Fernando, querido,
recebi tua carta em Abril e somente agora tenho algo (sem muita importância) a responder. Isso aqui, também, pode não ser uma resposta e você pode nem querer mais saber disso.
No inicio de tua missiva (adoro esta palavra), você diz "Sou dançarino e a algum tempo tenho parado para refletir sobre o que é dança e o que não é e gostaria de compartilhar algumas dúvidas e crises que tenho sobre a dança com um alguém." Confesso que nunca tive muita crise com este assunto, nem pensava se o que eu fazia poderia não ser dança. Agora, depois de mais de dez anos de fazer artístico me pego refletindo sobre o meu fazer dança.
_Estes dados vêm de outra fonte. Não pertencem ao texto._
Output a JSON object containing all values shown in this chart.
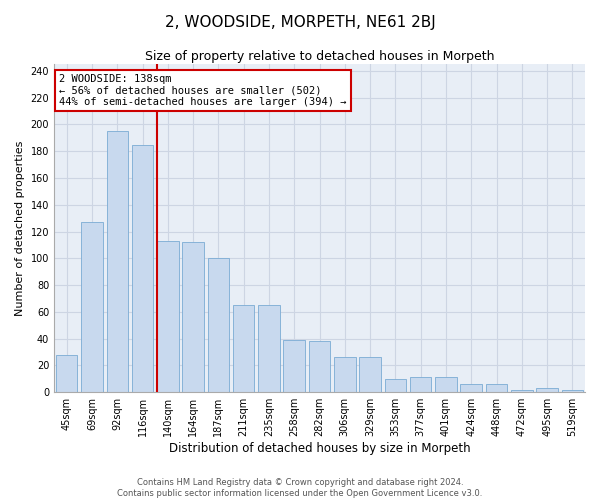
{
  "title": "2, WOODSIDE, MORPETH, NE61 2BJ",
  "subtitle": "Size of property relative to detached houses in Morpeth",
  "xlabel": "Distribution of detached houses by size in Morpeth",
  "ylabel": "Number of detached properties",
  "categories": [
    "45sqm",
    "69sqm",
    "92sqm",
    "116sqm",
    "140sqm",
    "164sqm",
    "187sqm",
    "211sqm",
    "235sqm",
    "258sqm",
    "282sqm",
    "306sqm",
    "329sqm",
    "353sqm",
    "377sqm",
    "401sqm",
    "424sqm",
    "448sqm",
    "472sqm",
    "495sqm",
    "519sqm"
  ],
  "values": [
    28,
    127,
    195,
    185,
    113,
    112,
    100,
    65,
    65,
    39,
    38,
    26,
    26,
    10,
    11,
    11,
    6,
    6,
    2,
    3,
    2
  ],
  "bar_color": "#c8d9ee",
  "bar_edge_color": "#7aabd4",
  "vline_color": "#cc0000",
  "annotation_text": "2 WOODSIDE: 138sqm\n← 56% of detached houses are smaller (502)\n44% of semi-detached houses are larger (394) →",
  "annotation_box_color": "#ffffff",
  "annotation_box_edge": "#cc0000",
  "grid_color": "#cdd5e3",
  "background_color": "#e8eef6",
  "footer_line1": "Contains HM Land Registry data © Crown copyright and database right 2024.",
  "footer_line2": "Contains public sector information licensed under the Open Government Licence v3.0.",
  "ylim": [
    0,
    245
  ],
  "yticks": [
    0,
    20,
    40,
    60,
    80,
    100,
    120,
    140,
    160,
    180,
    200,
    220,
    240
  ],
  "title_fontsize": 11,
  "subtitle_fontsize": 9,
  "tick_fontsize": 7,
  "ylabel_fontsize": 8,
  "xlabel_fontsize": 8.5,
  "footer_fontsize": 6,
  "annotation_fontsize": 7.5
}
O projeto responsável pela construção deste blog, O Corpo Perturbador, é o primeiro que ganhei verba para uma montagem de espetáculo. Será que esta montagem não já estreou tendo em vista todo o burburinho, todas as contribuições, toda participação virtual/real do público aqui neste espaço da rede? Será que não já estou fazendo dança por aqui mesmo?
Lendo a tua correspondência não sei se me acalmo ou se fico mais em dúvidas.
"Você querido desconhecido algum dia já parou pra refletir sobre a possibilidade de que ler esta carta pode ser dança? Ou sobre a possibilidade de qualquer ato que você fez, deixou de fazer ou fará poder ser dança e você ser um dançarino no mundo?"
Eu acredito piamente que tudo que faço na vida pode ser dança. Me coloco no mundo de maneira bastante política e utilizo meu corpo com este propósito. Quero lembrar que meu corpo é tudo que me representa e me significa: voz, pensamentos, braços, pernas, coluna, careca, ouvidos etc etc etc etc não apenas a casca de pele que me protege e o que fica aparente. Nisso concordo que estamos agindo/fazendo dança. Mas que dança é essa? É o que mesmo isso tudo que estamos discutindo?
Quem valida o trabalho como dança? E mais uma vez pergunto: que dança? A quem se destina?
Acabei de sair do Encontro de Dança Inclusiva. O que é isso? e lá alguns teimaram em categorizar essa dança que usa corpos com deficiência. Quase falo corpos semelhantes ao meu, mas logo percebi que seria mentira, pois a deficiência tem corpos muito diversos e nem sempre parecidos com o meu, podem até ser mais semelhantes ao teu, a outros lá da Escola de Dança, aos corpos da Dança Contemporânea contorcidos e estranhos.
Ando bastante apreensivo com O Corpo Perturbador, com a quantidade de referências e informações que estão me chegando, com a necessidade de começar a fechar a torneira, sem querer fechá-la, porque tudo é tão interessante e me parece tão impirtante. Os videos, as entrevistas, os contos, os pensamentos diversos, os sentimentos. O fazer escolha é o que mais me perturba (para ficar no contexto do blog), porque tenho certeza que deixarei coisas muito improtantes de fora. Essa escolha já é dança?
Está vendo, não respondi nada. Isso aqui, com certeza, não foi uma resposta,mas acordei pensando em você e na tua questão. Escrevi tentando falar comigo mesmo, refletindo sobre esse processo alucinado que é pensar/fazer esta dança. Você provocou a minha primeira confissão de perturbação. Coisa que procurei evitar esse tempo todo, porque acho que não preciso "palavrear" minhas perturbações, tudo que está aqui pertence a este universo interno inquieto e perturbado que sou eu. O que publiquei/escolhi dos outros pode não ser eu?